Comet Should Be Visible in the Dark Sky
We haven't yet seen it ourselves, but a comet has brightened in the night sky. Reports are coming in from around the world about the appearance of Comet Neowise. Without magnification it should look like a thin smudge in the early morning sky. With binoculars or a backyard telescope, you should be able to see the comet and its tail. Observers are reporting the comet in the northeast sky and you should view it about 90 minutes before sunrise. (Yeah, that's pretty darn early this time of year.) Look to the northeast and you'll see the planet Venus. It's bright. Along the horizon north of Venus is the bright star Capella. To the lower left of Capella will be the comet. You may need binoculars to spot it. By the way, it was not named after the main character in the Matrix movies. It was discovered in March by an orbiting telescope - the Near-Earth Object Wide-field Infrared Survey Explorer - NEOWISE.

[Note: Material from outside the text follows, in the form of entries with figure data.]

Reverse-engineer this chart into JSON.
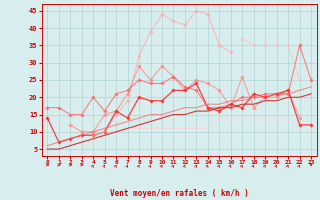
{
  "xlabel": "Vent moyen/en rafales ( km/h )",
  "background_color": "#d8eeee",
  "grid_color": "#aacccc",
  "x_values": [
    0,
    1,
    2,
    3,
    4,
    5,
    6,
    7,
    8,
    9,
    10,
    11,
    12,
    13,
    14,
    15,
    16,
    17,
    18,
    19,
    20,
    21,
    22,
    23
  ],
  "lines": [
    {
      "color": "#ffaaaa",
      "alpha": 0.75,
      "lw": 0.8,
      "marker": "D",
      "ms": 1.8,
      "y": [
        null,
        null,
        null,
        null,
        null,
        10,
        15,
        19,
        32,
        39,
        44,
        42,
        41,
        45,
        44,
        35,
        33,
        null,
        null,
        null,
        null,
        null,
        null,
        null
      ]
    },
    {
      "color": "#ff8888",
      "alpha": 0.8,
      "lw": 0.8,
      "marker": "D",
      "ms": 1.8,
      "y": [
        null,
        null,
        12,
        10,
        10,
        15,
        16,
        21,
        29,
        25,
        29,
        26,
        22,
        25,
        24,
        22,
        17,
        26,
        17,
        20,
        20,
        22,
        14,
        null
      ]
    },
    {
      "color": "#ff6666",
      "alpha": 0.8,
      "lw": 0.8,
      "marker": "D",
      "ms": 1.8,
      "y": [
        17,
        17,
        15,
        15,
        20,
        16,
        21,
        22,
        25,
        24,
        24,
        26,
        23,
        22,
        17,
        17,
        18,
        20,
        20,
        21,
        21,
        21,
        35,
        25
      ]
    },
    {
      "color": "#ff3333",
      "alpha": 0.95,
      "lw": 0.9,
      "marker": "D",
      "ms": 1.8,
      "y": [
        14,
        7,
        8,
        9,
        9,
        10,
        16,
        14,
        20,
        19,
        19,
        22,
        22,
        24,
        17,
        16,
        18,
        17,
        21,
        20,
        21,
        22,
        12,
        12
      ]
    },
    {
      "color": "#ffbbbb",
      "alpha": 0.7,
      "lw": 0.8,
      "marker": "D",
      "ms": 1.8,
      "y": [
        null,
        null,
        null,
        null,
        null,
        null,
        null,
        null,
        null,
        null,
        null,
        null,
        null,
        null,
        null,
        null,
        null,
        37,
        35,
        35,
        35,
        35,
        25,
        null
      ]
    },
    {
      "color": "#ffcccc",
      "alpha": 0.6,
      "lw": 0.8,
      "marker": null,
      "ms": 0,
      "y": [
        null,
        null,
        null,
        3,
        9,
        10,
        10,
        11,
        11,
        11,
        11,
        11,
        11,
        11,
        11,
        14,
        14,
        14,
        14,
        14,
        14,
        14,
        11,
        null
      ]
    },
    {
      "color": "#cc2222",
      "alpha": 0.9,
      "lw": 0.8,
      "marker": null,
      "ms": 0,
      "y": [
        5,
        5,
        6,
        7,
        8,
        9,
        10,
        11,
        12,
        13,
        14,
        15,
        15,
        16,
        16,
        17,
        17,
        18,
        18,
        19,
        19,
        20,
        20,
        21
      ]
    },
    {
      "color": "#ff5555",
      "alpha": 0.65,
      "lw": 0.8,
      "marker": null,
      "ms": 0,
      "y": [
        6,
        7,
        8,
        9,
        10,
        11,
        12,
        13,
        14,
        15,
        15,
        16,
        17,
        17,
        18,
        18,
        19,
        19,
        20,
        20,
        21,
        21,
        22,
        23
      ]
    }
  ],
  "arrow_angles": [
    0,
    0,
    0,
    0,
    45,
    45,
    45,
    45,
    45,
    45,
    45,
    45,
    45,
    45,
    45,
    45,
    45,
    45,
    45,
    45,
    45,
    45,
    45,
    -90
  ],
  "ylim": [
    3,
    47
  ],
  "xlim": [
    -0.5,
    23.5
  ],
  "yticks": [
    5,
    10,
    15,
    20,
    25,
    30,
    35,
    40,
    45
  ],
  "xticks": [
    0,
    1,
    2,
    3,
    4,
    5,
    6,
    7,
    8,
    9,
    10,
    11,
    12,
    13,
    14,
    15,
    16,
    17,
    18,
    19,
    20,
    21,
    22,
    23
  ],
  "tick_color": "#cc0000",
  "spine_color": "#cc0000",
  "xlabel_color": "#cc0000",
  "xlabel_fontsize": 5.5,
  "tick_fontsize": 4.5,
  "ytick_fontsize": 5.0
}
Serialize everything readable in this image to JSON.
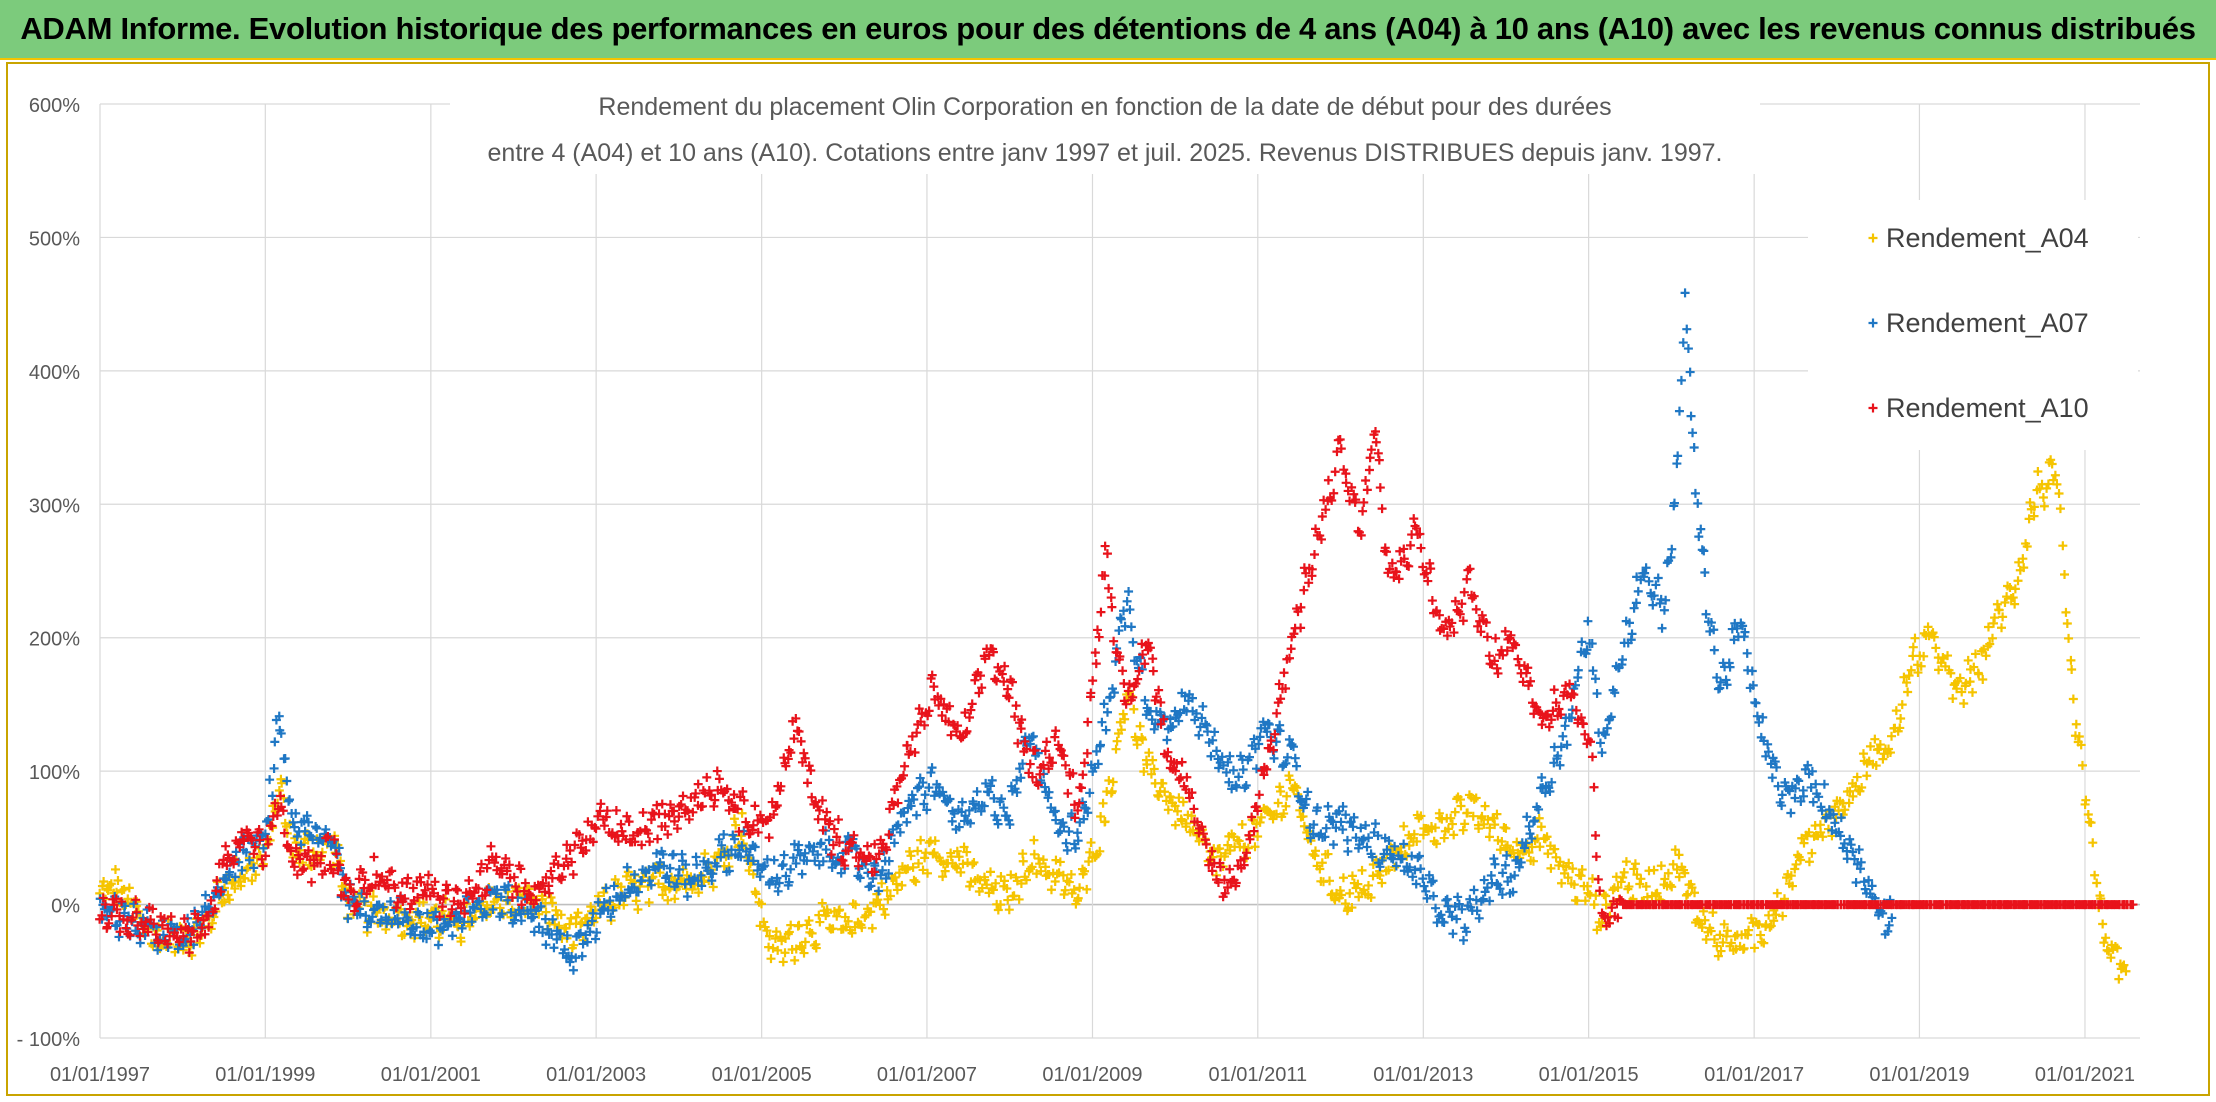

After July 14, viewing the comet is better in the evening. Look to the northwestern sky an hour after sunset. It will be below the Big Dipper. Astronomers are not sure how much longer it will be visible. It passed by the Sun July 3rd and will be closest to Earth on the 22nd, but the farther away from the Sun it gets, the dimmer its tail should be. But, what the heck - take a look anyway. The astronomers have figured out its loop around the Sun and the next time it comes near the Earth will be about 7,000 years from now - give or take a century or two. A final note - the Perseid Meteor Shower will peak August 12th, but you'll see some shooting stars at least a week or two before that date. Here in Montana, there are some great dark places to see the night sky.